We are doing some good things, particularly at Congregation level where there are some great stories, but we don’t share these stories enough. And we still have much more work to do.
The church acknowledges the negative impacts of colonisation on First Peoples – for example in the Covenant Statement and the Preamble to the Constitution. Yet the Church in many ways remains fundamentally an organisation founded on a colonial theology. For example, all Church buildings are on land taken from First Peoples. This is rarely mentioned, and almost never addressed in terms of restorative justice. Is the Church ready to acknowledge injustice if it also means addressing the practical cost and implications of its commitments?
The Church broadly supports the principles of the Statement From the Heart – Voice, Treaty, Truth, which would establish a strong and effective mechanism to ensure First Peoples have an equitable say in things like the development and implementation of legislation that impacts our peoples and communities. How will the Church ensure that First Peoples have a strong and effective voice in the structures and decision-making of the Church?
The Church working to help address the disadvantage that impacts First Peoples and their communities will help lessen the Ministry load on UAICC. This is because the challenges relating to disadvantage tend to make things like developing on-the-ground ministry/mission initiatives much harder as people living in crisis have other understandable needs and priorities.
As part of this Act2 conversation the question has been posed: ‘What are you willing to give up?’
First Peoples have already “given up” (involuntarily) so much.
- We’ve had our land stolen.
- We’ve had our children stolen.
- We’ve had our peoples subjected to genocidal practices by a colonial regime.
- We’ve been prohibited from using our languages and engaging in our cultural practices.
- We’ve had our human dignity stripped from us.
- We’ve been dispossessed, enslaved, persecuted, marginalised and oppressed.
What is the Church willing to give up to action the Covenant Statement?
- Recognise the needs and challenges within the UAICC. Commit to resourcing its capacity, strength and ability to participate in and impact the structure and decision-making of the Church.
- Ensure our theological and mission work is always inclusive of the theological perspectives of First Peoples and addresses disadvantage.
- Recognise the special and unique qualities of First Peoples as the traditional and ongoing custodians of this country who have lived sustainably on this continent for millennia.

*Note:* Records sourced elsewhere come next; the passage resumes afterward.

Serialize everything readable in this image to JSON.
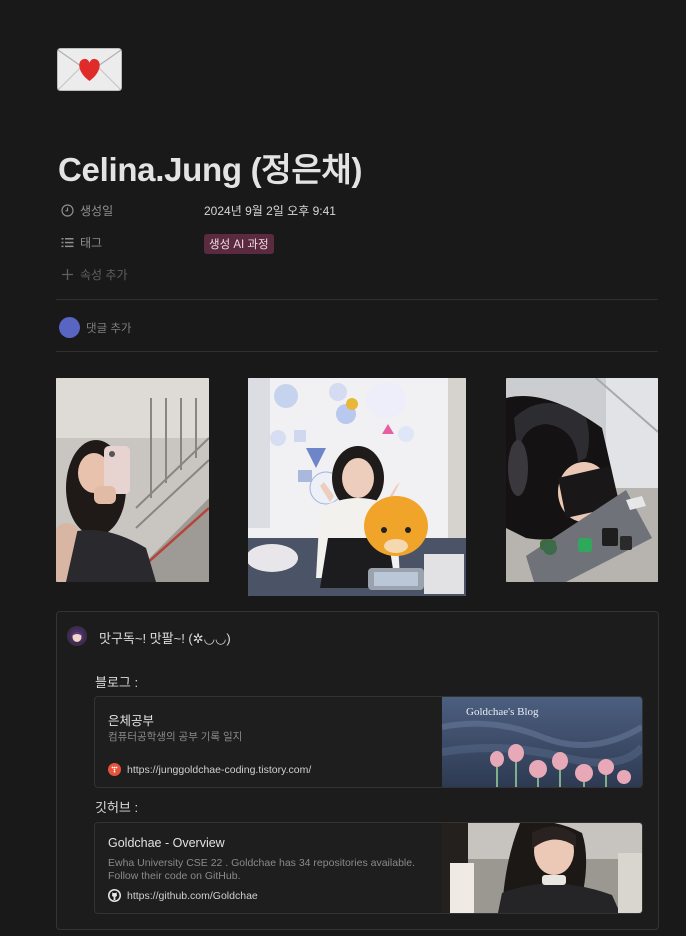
{
  "page": {
    "icon": "envelope-heart-icon",
    "title": "Celina.Jung (정은채)"
  },
  "properties": {
    "created": {
      "label": "생성일",
      "icon": "clock-icon",
      "value": "2024년 9월 2일 오후 9:41"
    },
    "tags": {
      "label": "태그",
      "icon": "list-icon",
      "value": "생성 AI 과정",
      "color": "#5a2a3e"
    },
    "add_property": {
      "label": "속성 추가",
      "icon": "plus-icon"
    }
  },
  "comment": {
    "placeholder": "댓글 추가",
    "avatar_color": "#5865c3"
  },
  "gallery": {
    "photos": [
      "photo-stairs-selfie",
      "photo-kakao-friends",
      "photo-headphones-laptop"
    ]
  },
  "callout": {
    "icon": "avatar-emoji-icon",
    "text": "맛구독~! 맛팔~! (✲◡◡)",
    "blog_label": "블로그 :",
    "github_label": "깃허브 :"
  },
  "bookmarks": [
    {
      "title": "은체공부",
      "description": "컴퓨터공학생의 공부 기록 일지",
      "url": "https://junggoldchae-coding.tistory.com/",
      "favicon": "tistory-icon",
      "thumbnail_text": "Goldchae's Blog"
    },
    {
      "title": "Goldchae - Overview",
      "description": "Ewha University CSE 22 . Goldchae has 34 repositories available. Follow their code on GitHub.",
      "url": "https://github.com/Goldchae",
      "favicon": "github-icon"
    }
  ],
  "colors": {
    "background": "#191919",
    "tag_bg": "#5a2a3e",
    "tistory": "#e5533d"
  }
}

First Peoples have invaluable wisdom and knowledge of Australian ecology and how to live sustainably, which can help inform discussions and decisions around climate change and related advocacy. The cultures, wisdom and knowledge of First Peoples are a national treasure and should be recognised as such.
- Assist the UAICC to restructure into a fully-fledged and well-resourced agency of the Church governed by First Peoples (elected UAICC members). I’d suggest a simplified structure, a more centralised National model, including elected representation on the Governing Board/Committee from each State/Territory UAICC membership, along with co-opted experts to help guide decision-making and growth. I acknowledge though that any decisions relating to UAICC are for the UAICC to make.
- Resource National and Synod led advocacy (engaging and supporting Presbyteries and Congregations) in these critical areas:
- The call for a Treaty between Australian Governments and First Nations.
- The ongoing issue of Aboriginal deaths in custody.
- The ongoing issue of the over-representation of Aboriginal people in custody.
Synods might do this by providing information and resources, such as info/data/statistics about the issue, templates for press releases/media statements and liturgical and advocacy resources for use in support of the campaign (eg merchandise, banners).
Finally, we need to support First Peoples leaders, both in UAICC and across the Church. Advocating for fundamental human rights and justice, day in and day out, while dealing with complex community issues and the impacts of disadvantage, can be exhausting and frustrating. Knowing we have the support of our church, and of senior church leadership, is really important to help leaders keep on keeping on.